This, it seems to me is one of the wisest, most balanced essays you could read on the fraught topic of global warming caused by increased carbon dioxide in the atmosphere. It is written by Freeman Dyson in the form of a review in the New York Review of Books. It is eminently sane, measured and compelling, not least because it retains a sensible scepticism, summed up, as Dyson points out, in the ancient motto of the Royal Society, Nullius in Verba (Nobody's word is final), a piece of wisdom consistently ignored by the British 'scientific' panjandrums who chorus the government line and will brook no dissention. I urge you all to read it.

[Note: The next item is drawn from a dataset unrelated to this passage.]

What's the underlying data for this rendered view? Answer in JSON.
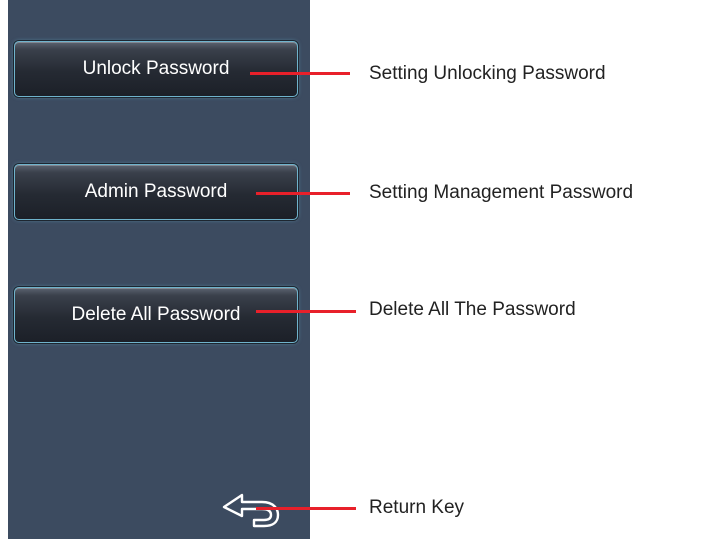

How times change. In 1919, according to Walter Isaacson's biography of Einstein, the results of the Eddington expedition which confirmed Einstein's prediction concerning the bending of light by the Sun were announced by the Royal Society. The results both confirmed pro tem the Theory of Relativity and the overturning of the Newtonian world. The announcement was made by J J Thompson, the discoverer of the electron, Nobel laureate and President of the Royal Society.
How different it would be today if http://royalsociety.org/news.asp?id=6089>this disgraceful response from the Royal Society's current president is typical of the Society's concern for the process and progress of science. Note the sentence "Those who promote fringe scientific views but ignore the weight of evidence are playing a dangerous game". Of course, Einstein did just that (or, rather, took account of evidence which the Newtonian world view could not accommodate) and was proved correct (or at least closer to the ultimate truth than Newton). On this evidence I wonder if Lord Rees would have been one of those who tried to rubbish Einstein's work in order to protect the Newtonian legacy by, among other things, dismissing the Theory of Relativity as "Jewish science".
Posted by: Umbongo | Tuesday, 27 May 2008 at 14:09
To be fair, never a position I strive particularly hard to achieve, I don't know enough about Rees's background to be certain that he would ever use such a loaded phrase as "Jewish science", but as your link makes clear, there can be no doubt that when it comes to scientific method he is a very dim bulb! I am always struck by people who urge the danger of ignoring their dire warnings without ever putting before us the danger of following their precepts. I think of the money wasted in futile efforts to cure AIDS which could have been used to immense effect in simple things like water hygiene in Africa. The same thing applies, in spades, to the money about to be thrown away in gratification of medical researchers' ambitions for everlasting fame in finding a genetic cure for this, that or the other from embryonic stem cells, despite the fact that adult stem cells have been effective in over 70 different conditions for nearly 20 years. How much precious treasure is going to be washed down the drain in pursuit of the chimera of lowering Co2 levels?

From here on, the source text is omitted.